Durant la même période, John se rend à une soirée en hommage à son vieil ami décédé, un homosexuel (fait assez rare à l’époque pour les séries mainstream, surtout que la bisexualité de John n’avait pas encore été clairement établie par les auteurs à ce moment-là) du nom de Ray Monde, ayant succombé suite à une rixe avec un groupe de fanatiques religieux.
Il y fait la connaissance de Anthea, une jeune lesbienne désirant avoir un enfant et ayant besoin d’un donneur sain (durant la période où le Sida fait des ravages il est normal qu’elle prenne des précautions).

En plus de celui du protagoniste principal, le scénariste met l’accent sur les différents points de vue des autres personnages (celui du conducteur de taxi sur les immigrants, et la façon dont sont perçus les sans-abris) qui éprouvent en un sens un besoin analogue à celui du revenant, cherchant à éviter les affres de la solitude.
Dans les scènes où Jacko apparaît, la narration séquentielle se fait plus chaotique, morcelée, comme un miroir de son état d’esprit, traduisant un profond désarroi existentiel, une confusion mentale d’un être qui a perdu toutes notions du temps.

Au fond il ne souhaite qu’une seule chose, de pouvoir enfin se réchauffer et de ne plus souffrir en raison des contingences de son mode de vie, tellement éloigné et ignoré qu’il semble vivre sur un autre plan d’existence,visible seulement par certains, une situation qui n’est pas sans rappeler l’intrigue de Neverwhere, une autre oeuvre du scénariste qui porte sur un sujet similaire (que j’aurais tendance à considérer pour ma part comme son meilleur roman).

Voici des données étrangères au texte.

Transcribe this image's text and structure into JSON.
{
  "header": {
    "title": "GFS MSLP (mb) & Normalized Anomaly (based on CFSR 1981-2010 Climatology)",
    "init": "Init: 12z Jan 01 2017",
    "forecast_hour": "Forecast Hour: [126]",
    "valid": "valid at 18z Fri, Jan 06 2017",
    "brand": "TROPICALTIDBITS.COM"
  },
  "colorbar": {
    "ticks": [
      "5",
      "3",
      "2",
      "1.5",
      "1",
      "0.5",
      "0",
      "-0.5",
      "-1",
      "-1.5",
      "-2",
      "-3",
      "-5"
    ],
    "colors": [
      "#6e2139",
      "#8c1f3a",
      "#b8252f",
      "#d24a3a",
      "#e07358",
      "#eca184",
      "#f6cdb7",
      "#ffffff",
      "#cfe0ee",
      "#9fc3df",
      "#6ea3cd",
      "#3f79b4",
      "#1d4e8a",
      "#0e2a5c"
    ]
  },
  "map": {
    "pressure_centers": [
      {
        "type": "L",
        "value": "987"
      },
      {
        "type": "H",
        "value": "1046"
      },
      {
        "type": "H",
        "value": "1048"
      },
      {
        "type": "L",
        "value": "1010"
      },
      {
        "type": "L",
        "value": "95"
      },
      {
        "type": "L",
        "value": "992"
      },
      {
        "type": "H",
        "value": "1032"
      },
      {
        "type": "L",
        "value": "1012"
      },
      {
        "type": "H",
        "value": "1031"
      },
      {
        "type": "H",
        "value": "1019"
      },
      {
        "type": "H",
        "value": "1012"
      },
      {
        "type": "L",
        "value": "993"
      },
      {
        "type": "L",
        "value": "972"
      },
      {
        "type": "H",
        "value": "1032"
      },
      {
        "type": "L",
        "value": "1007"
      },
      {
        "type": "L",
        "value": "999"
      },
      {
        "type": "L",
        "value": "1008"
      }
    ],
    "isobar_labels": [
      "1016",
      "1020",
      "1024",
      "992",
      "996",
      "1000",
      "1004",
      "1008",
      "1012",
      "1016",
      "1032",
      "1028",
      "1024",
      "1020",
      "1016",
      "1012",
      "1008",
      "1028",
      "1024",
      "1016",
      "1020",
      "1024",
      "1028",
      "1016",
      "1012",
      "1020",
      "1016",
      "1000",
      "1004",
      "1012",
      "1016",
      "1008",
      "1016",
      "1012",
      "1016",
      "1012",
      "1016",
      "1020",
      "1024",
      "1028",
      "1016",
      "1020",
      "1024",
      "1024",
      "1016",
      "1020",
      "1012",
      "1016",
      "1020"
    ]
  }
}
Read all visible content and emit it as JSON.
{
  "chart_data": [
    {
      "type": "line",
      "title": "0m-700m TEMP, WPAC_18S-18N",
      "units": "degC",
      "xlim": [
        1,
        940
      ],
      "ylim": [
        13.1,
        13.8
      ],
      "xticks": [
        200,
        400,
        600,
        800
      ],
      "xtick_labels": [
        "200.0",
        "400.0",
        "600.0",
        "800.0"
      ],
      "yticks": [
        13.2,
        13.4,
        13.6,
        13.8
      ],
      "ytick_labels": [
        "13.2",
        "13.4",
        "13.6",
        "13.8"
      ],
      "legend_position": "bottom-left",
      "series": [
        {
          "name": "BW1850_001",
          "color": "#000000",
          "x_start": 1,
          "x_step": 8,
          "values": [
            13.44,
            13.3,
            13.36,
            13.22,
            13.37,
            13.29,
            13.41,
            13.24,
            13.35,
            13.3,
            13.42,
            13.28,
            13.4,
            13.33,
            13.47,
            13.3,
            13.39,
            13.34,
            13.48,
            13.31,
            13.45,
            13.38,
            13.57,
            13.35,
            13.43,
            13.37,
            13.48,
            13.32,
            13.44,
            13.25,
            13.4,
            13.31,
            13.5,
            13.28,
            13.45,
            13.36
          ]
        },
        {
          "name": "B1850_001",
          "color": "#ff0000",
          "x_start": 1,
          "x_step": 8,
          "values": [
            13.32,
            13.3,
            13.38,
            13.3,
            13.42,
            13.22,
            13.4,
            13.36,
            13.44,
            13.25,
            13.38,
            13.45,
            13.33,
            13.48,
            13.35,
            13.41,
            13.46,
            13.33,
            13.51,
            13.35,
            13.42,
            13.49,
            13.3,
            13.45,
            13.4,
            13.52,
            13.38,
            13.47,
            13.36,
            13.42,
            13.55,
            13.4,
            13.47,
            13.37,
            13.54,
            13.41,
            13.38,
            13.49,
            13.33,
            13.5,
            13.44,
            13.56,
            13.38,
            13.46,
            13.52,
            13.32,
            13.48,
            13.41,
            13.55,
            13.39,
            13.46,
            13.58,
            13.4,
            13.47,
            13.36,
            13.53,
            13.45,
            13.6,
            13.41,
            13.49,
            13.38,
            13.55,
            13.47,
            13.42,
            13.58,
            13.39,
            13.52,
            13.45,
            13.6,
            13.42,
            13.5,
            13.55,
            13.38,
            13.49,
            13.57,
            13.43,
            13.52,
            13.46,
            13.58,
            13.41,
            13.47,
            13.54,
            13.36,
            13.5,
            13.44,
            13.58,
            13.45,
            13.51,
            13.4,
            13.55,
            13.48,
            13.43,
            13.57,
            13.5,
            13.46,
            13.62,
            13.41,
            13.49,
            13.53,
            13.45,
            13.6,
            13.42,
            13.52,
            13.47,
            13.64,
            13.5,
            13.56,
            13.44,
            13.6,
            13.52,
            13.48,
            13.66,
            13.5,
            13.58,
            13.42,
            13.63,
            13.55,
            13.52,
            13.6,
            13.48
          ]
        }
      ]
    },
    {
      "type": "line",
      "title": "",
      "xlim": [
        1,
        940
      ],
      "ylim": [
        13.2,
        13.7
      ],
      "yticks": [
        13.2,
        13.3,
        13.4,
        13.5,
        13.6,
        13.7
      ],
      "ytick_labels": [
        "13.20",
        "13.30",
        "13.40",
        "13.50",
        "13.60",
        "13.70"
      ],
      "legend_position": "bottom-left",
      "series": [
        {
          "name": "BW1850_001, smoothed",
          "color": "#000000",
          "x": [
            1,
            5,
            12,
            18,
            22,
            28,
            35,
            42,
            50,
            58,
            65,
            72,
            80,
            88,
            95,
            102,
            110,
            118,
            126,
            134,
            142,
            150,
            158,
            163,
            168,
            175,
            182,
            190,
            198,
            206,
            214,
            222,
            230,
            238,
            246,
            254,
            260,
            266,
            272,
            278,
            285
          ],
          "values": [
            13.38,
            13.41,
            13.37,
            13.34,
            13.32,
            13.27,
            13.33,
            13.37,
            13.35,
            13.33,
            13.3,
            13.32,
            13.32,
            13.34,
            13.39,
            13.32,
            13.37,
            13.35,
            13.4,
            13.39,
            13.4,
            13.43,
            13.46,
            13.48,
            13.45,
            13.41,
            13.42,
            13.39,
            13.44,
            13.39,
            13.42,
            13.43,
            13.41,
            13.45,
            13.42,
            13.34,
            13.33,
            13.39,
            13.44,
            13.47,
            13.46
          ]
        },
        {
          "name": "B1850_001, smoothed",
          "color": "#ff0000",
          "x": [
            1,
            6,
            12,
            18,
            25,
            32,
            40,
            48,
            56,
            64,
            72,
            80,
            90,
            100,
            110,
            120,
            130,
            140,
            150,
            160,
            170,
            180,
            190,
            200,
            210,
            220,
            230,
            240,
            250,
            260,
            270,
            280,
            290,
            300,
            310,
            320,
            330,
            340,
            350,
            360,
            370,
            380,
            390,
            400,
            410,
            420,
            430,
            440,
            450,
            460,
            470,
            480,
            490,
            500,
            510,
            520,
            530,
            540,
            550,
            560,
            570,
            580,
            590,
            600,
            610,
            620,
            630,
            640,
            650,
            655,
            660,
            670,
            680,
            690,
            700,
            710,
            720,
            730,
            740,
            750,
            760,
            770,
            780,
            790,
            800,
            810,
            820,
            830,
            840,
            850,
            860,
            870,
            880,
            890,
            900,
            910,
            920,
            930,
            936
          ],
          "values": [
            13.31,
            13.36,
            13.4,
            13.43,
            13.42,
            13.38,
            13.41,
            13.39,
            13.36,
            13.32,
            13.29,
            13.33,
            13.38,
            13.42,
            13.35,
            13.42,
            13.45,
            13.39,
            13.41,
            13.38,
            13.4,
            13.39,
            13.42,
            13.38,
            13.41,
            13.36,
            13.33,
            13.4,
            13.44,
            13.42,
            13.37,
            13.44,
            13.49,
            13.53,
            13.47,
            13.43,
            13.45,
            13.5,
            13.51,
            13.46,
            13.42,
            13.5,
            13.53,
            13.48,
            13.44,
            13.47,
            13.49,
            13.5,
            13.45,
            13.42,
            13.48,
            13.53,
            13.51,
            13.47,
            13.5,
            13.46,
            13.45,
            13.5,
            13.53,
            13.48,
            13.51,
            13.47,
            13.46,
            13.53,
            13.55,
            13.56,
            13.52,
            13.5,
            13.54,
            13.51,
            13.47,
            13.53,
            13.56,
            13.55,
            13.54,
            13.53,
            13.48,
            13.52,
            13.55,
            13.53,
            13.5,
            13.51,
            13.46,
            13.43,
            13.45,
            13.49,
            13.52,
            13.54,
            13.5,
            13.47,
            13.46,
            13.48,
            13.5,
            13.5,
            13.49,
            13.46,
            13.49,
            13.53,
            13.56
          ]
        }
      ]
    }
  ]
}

Gaiman joue avec une certaine ambiguïté dans la façon dont Constantine aborde le problème et on se demande alors si c’est en raison de la profonde sincérité de son acte, de ses compétences qui le place au dessus du commun des mortels, ou encore en raison du fait qu’il a encore en lui le sang du démon Nergal.
Le scénariste laisse le doute persister et ce n’est pas plus mal tant la capacité de savoir laisser planer une part de mystère est parfois bénéfique pour le récit, vu qu’il n’est pas forcément nécessaire de tout expliquer.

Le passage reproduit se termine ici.